A huge change for the REC will be Sarah Smalley’s departure at the end of this term when we will lose an Executive Officer of extraordinary ability and commitment. At its last meeting the Board took the courageous decision to make two changes: to appoint a full-time member of staff and to create the role of Chief Executive Officer, a post is about to be advertised. I believe that these changes will have a very positive impact on the Council and will enable us to work more effectively with our member organisations and with politicians, civil servants and the media.
And so, this is a year of many changes and a transition from being an organisation that has relied (too) heavily on its Chair and has been constrained by lack of resources in its operations. I see this year as a time for creative and innovative thinking about the shape, structure and purpose of the Council, its roles and responsibilities, its internal and external relationships and its effectiveness. I hope to be able to hand on to the next Chair an organisation that has grown in strength and that has begun to re-invent itself to face the future.
Oh for a crystal ball to see what that future is going to look like! By the time my successor takes over, there will have been a general election and we must be ready to work with whichever party/ies are in power. The Council is being represented at the three major party conferences this Autumn – another brave and innovative step, led by our Public Relations committee. We need friends across the political spectrum if we are to have our voice heard and to influence policy – and much influencing needs to be done! We have many challenges in the foreseeable future, including teacher training, recruitment and retention and in improving the confidence and competence of the current work force to make RE the rigorous and relevant subject it should be for all young people. And we still have much work to do through our own strategic plan and following up the recommendations of the RE Review and the APPG reports. Our various committees are going to be very busy in the coming months.
This summer has seen some successes for RE: more students sat full course Religious Studies (282,099 of them) than History or Geography, an increase in entries of nearly 7%. That made us sixth in the top-ten subject league table, beaten only by English, Maths and Sciences. How wonderful is that! And this isn’t a flash in the pan – there has been a steady and consistent rise over the last few years. We are the only subject that can claim that.

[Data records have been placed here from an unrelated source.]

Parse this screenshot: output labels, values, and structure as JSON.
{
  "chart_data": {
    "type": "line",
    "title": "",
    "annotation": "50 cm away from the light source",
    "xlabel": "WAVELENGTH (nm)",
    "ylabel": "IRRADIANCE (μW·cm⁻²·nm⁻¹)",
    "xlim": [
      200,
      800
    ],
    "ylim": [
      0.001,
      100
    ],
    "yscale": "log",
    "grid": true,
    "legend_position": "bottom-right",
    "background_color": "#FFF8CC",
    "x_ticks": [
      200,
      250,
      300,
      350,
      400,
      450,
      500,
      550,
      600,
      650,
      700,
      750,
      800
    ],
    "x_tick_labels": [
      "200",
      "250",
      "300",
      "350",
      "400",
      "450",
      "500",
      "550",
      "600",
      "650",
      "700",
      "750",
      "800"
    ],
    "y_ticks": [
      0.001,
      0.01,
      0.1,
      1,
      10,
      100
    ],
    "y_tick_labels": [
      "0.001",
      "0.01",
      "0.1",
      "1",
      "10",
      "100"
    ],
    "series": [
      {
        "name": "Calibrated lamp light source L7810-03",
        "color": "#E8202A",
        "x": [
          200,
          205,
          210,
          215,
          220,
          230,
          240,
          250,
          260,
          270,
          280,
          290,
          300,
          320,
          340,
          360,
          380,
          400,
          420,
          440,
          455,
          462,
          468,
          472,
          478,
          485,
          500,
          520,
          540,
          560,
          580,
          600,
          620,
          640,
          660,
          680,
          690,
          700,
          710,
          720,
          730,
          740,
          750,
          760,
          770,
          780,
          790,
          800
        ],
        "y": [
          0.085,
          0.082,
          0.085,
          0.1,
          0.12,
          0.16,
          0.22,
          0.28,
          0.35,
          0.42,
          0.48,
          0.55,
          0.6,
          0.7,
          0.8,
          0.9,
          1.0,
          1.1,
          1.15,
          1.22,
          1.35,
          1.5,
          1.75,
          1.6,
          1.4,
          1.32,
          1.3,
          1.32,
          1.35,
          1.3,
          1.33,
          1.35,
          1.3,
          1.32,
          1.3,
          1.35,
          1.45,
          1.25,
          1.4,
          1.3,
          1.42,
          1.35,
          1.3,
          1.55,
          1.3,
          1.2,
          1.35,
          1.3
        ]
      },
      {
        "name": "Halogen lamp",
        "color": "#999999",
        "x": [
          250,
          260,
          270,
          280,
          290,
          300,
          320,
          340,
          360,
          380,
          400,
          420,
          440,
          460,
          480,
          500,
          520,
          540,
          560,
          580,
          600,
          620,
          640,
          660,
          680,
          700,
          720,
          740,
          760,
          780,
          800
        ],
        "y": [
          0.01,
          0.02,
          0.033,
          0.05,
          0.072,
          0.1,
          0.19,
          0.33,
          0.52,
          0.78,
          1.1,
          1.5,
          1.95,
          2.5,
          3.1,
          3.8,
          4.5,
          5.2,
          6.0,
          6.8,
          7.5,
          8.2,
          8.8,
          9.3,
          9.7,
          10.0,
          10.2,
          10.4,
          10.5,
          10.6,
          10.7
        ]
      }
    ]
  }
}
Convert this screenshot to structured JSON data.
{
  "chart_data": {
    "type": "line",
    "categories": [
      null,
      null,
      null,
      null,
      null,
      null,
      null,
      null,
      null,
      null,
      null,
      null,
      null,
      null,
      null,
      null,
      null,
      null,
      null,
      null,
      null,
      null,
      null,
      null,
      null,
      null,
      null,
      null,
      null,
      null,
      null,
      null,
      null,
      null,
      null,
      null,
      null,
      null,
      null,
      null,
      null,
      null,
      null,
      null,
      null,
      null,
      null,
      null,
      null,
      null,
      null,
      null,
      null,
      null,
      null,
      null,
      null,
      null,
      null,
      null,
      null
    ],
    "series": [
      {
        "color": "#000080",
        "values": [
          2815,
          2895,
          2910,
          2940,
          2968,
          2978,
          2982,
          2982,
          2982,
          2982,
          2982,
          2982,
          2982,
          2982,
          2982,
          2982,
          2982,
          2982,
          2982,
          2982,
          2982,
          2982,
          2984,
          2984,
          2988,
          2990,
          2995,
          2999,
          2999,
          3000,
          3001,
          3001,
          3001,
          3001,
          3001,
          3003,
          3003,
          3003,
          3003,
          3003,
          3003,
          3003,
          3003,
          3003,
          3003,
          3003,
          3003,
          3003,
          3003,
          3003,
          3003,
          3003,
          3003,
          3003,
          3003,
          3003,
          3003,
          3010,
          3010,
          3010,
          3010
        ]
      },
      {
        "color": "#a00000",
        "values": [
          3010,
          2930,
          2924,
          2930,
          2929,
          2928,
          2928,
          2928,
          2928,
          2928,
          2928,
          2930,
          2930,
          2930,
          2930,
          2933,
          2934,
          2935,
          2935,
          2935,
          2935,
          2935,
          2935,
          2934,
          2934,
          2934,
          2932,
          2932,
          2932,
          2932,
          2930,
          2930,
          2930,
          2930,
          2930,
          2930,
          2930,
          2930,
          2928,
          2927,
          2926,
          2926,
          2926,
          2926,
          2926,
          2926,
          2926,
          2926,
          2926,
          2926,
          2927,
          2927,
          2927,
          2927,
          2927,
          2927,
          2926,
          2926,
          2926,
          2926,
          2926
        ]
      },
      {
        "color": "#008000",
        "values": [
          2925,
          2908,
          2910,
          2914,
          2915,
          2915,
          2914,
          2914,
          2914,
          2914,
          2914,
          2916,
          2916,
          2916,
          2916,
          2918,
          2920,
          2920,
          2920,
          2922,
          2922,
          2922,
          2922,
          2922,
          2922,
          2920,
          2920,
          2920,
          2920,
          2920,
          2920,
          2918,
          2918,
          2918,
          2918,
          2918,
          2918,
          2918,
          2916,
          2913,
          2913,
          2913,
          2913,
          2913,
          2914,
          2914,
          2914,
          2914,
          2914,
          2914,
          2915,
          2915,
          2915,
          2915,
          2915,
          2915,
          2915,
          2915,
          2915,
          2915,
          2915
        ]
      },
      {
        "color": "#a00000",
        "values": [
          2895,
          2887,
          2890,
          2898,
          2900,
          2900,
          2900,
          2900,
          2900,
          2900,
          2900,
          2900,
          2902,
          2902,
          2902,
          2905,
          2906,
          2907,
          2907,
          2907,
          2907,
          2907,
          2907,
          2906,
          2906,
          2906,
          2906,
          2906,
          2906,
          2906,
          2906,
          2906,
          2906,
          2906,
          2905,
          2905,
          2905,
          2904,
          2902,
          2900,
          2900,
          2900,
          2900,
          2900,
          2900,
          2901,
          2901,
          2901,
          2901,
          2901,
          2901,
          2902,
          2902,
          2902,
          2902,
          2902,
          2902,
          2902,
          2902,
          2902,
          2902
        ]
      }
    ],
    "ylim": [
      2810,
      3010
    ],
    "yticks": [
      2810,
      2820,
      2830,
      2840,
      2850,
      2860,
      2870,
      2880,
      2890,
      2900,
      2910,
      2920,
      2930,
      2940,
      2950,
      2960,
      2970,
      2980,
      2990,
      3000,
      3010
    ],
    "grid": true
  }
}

Of course, that is only part of the story because we saw a massive decline in short course entries by around 50,000 in England. The picture in Wales is very different where short course has remained stable and the reasons for this are fairly obvious. Examinations generally are taking up a great deal of time as members of the Qualifications Committee work on the subject criteria in readiness for public consultation this month. In particular, we owe Deborah Weston who has chaired the committee a huge debt of gratitude for her painstaking work on the draft documents. This is on-going as I write and the criteria are subject to considerable political scrutiny, of course.
It is an honour and a privilege to take over chairing the REC and I am very much looking forward to its challenges and to working with our member organisations and our committees to promote the subject we all believe constitutes an essential and valuable part of young people’s education.